The IVS is an important and unique anatomical region of the heart, comprising cells of diverse embryological origins, which might explain the cardiomyocyte and fibroblast diversity revealed in this dataset. Alternatively, the diverse cell type subpopulations may also reflect important functional or anatomical niches for each type of cardiomyocyte or fibroblast. Future work applying spatial transcriptomics may provide additional insight.

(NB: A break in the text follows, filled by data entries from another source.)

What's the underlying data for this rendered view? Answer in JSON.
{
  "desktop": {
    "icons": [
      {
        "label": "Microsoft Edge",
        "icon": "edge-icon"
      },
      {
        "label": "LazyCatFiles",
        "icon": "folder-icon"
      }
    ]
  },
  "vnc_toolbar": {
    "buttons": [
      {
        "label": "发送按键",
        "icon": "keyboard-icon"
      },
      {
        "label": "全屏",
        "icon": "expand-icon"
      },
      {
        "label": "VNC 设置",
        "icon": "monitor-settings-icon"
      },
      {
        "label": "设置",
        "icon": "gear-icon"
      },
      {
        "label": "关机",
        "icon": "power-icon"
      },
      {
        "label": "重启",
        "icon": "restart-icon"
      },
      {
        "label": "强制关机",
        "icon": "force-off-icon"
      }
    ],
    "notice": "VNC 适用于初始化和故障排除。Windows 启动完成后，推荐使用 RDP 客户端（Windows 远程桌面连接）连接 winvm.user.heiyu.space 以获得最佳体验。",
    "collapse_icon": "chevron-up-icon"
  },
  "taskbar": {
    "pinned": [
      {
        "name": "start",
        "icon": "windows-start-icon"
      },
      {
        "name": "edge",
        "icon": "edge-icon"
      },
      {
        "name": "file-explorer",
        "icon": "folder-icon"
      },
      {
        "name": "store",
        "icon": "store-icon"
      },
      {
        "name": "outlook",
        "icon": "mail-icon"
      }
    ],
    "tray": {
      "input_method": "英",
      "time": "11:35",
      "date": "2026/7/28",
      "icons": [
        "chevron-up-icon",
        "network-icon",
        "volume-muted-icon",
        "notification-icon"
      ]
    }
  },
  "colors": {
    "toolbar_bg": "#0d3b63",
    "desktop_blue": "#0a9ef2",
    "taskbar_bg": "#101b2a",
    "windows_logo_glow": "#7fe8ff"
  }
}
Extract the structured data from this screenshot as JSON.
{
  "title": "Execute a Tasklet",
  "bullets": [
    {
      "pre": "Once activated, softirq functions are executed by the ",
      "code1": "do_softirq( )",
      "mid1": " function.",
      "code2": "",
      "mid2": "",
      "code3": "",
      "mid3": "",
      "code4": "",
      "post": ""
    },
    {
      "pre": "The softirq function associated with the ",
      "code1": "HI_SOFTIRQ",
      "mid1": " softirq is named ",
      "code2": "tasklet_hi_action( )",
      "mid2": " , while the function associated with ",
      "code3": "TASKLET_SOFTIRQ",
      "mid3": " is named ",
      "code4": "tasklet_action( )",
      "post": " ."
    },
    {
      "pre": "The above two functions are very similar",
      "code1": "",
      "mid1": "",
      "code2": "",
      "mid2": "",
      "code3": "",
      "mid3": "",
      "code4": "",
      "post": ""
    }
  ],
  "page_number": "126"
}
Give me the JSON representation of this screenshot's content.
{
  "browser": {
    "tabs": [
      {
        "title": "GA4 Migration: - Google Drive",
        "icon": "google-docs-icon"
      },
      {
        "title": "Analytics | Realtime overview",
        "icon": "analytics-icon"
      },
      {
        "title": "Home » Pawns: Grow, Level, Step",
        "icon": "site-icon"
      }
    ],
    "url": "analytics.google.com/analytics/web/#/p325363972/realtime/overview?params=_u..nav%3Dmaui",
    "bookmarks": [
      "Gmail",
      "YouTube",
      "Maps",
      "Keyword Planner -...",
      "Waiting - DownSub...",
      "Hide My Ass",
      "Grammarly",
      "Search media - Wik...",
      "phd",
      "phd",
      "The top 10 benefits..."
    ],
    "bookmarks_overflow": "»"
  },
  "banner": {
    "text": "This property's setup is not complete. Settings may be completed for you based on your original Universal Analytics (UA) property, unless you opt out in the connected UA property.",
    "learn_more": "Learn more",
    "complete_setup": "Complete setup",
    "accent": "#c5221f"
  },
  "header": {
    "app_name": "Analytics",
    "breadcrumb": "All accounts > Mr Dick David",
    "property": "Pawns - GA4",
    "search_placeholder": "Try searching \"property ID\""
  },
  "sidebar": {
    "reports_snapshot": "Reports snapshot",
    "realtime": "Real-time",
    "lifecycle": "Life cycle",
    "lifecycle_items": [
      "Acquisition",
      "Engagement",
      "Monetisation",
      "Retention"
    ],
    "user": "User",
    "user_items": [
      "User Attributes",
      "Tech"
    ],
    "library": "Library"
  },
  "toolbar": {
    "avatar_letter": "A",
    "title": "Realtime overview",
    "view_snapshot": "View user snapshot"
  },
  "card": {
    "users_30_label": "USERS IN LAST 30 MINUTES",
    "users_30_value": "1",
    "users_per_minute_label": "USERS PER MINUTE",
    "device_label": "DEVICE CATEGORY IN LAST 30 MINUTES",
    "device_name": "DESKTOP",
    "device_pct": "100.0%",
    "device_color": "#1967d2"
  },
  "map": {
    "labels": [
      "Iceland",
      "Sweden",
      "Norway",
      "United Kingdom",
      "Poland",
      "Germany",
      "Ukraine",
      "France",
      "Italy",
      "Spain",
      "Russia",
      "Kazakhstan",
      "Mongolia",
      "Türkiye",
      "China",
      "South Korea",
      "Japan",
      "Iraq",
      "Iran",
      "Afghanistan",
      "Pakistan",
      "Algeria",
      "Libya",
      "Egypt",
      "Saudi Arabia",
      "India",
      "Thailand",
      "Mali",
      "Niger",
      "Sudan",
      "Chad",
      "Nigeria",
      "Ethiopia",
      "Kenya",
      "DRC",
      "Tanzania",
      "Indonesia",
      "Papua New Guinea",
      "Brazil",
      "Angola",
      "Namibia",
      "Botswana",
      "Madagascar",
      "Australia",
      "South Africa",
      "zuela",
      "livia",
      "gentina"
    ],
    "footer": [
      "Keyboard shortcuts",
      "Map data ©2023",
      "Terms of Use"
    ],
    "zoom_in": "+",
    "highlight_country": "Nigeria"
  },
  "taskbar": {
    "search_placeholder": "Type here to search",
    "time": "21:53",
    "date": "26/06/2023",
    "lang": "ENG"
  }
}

Our method to cryopreserve and analyze normal human IVS tissue can be applied to normal and diseased human heart tissue from the other regions of the heart and can be done with basic laboratory equipment without requiring extensive specialized expertise or tissue processing, up to the use of commercial single cell microfluidic platforms. Our reference dataset will provide an invaluable resource for comparison of diseased tissue affecting the IVS, as is found in conditions such as hypertrophic cardiomyopathy [15] or ventricular septal defect. It will also complement existing normal human heart single nuclei datasets of the heart [7, 8]. The cell types that we have identified in the interventricular septum correlate with published cell types identified in human ventricular tissue, except that our IVS dataset does not identify adipocytes, and the published ventricular datasets show fewer cardiomyocyte and fibroblast subtypes. Our dataset revealed 8 major cell types present in the IVS, with 23 total distinct cell types within this one region of the heart. Existing human heart single nuclei studies have shown comparable diversity with 9 major cell types and 20 distinct cell types [7], but this was across all four chambers of the heart. Our dataset and theirs show comparable cardiomyocyte and fibroblast diversity. Our analysis also facilitates the distinction between lymphatic and other endothelial cells, between monocytes and macrophages and also between T cells and other lymphocytes, without need for enrichment of these cell populations. Our data also indicates a higher proportion of noncardiac cells within the interventricular septum than the other studies. Reasons for these discrepancies are not clear and possibly result from anatomic divergence, diversity in organ donors, differences in embryological origin of component cells or technical differences in methodology. A true side by side comparison between methods has yet to be performed. Nevertheless, our work will facilitate the identification of abnormal cell types and pathological pathways in diseased human heart tissue, ultimately leading to new targets for therapeutics to treat heart disease.

Conclusions

We have developed a simple protocol for preserving human heart tissue that can be performed rapidly and simply using commercially available reagents and common laboratory equipment that facilitates analysis by single nuclei transcriptomics. This protocol can be done at varying scales by small and large groups without the need for large consortia, specialized equipment or expertise and will allow scientists with limited resources to biobank and analyze tissue. We demonstrate how this protocol allows the generation of single nuclei transcriptomic data from the normal human heart interventricular septum that is comparable to existing normal human heart datasets generated by much larger consortia and may even capture more complexity. This protocol has the potential to facilitate broader usage of single cell genomics in human heart applications and thus provide greater insights into human heart function, human heart disease and development of therapeutic applications.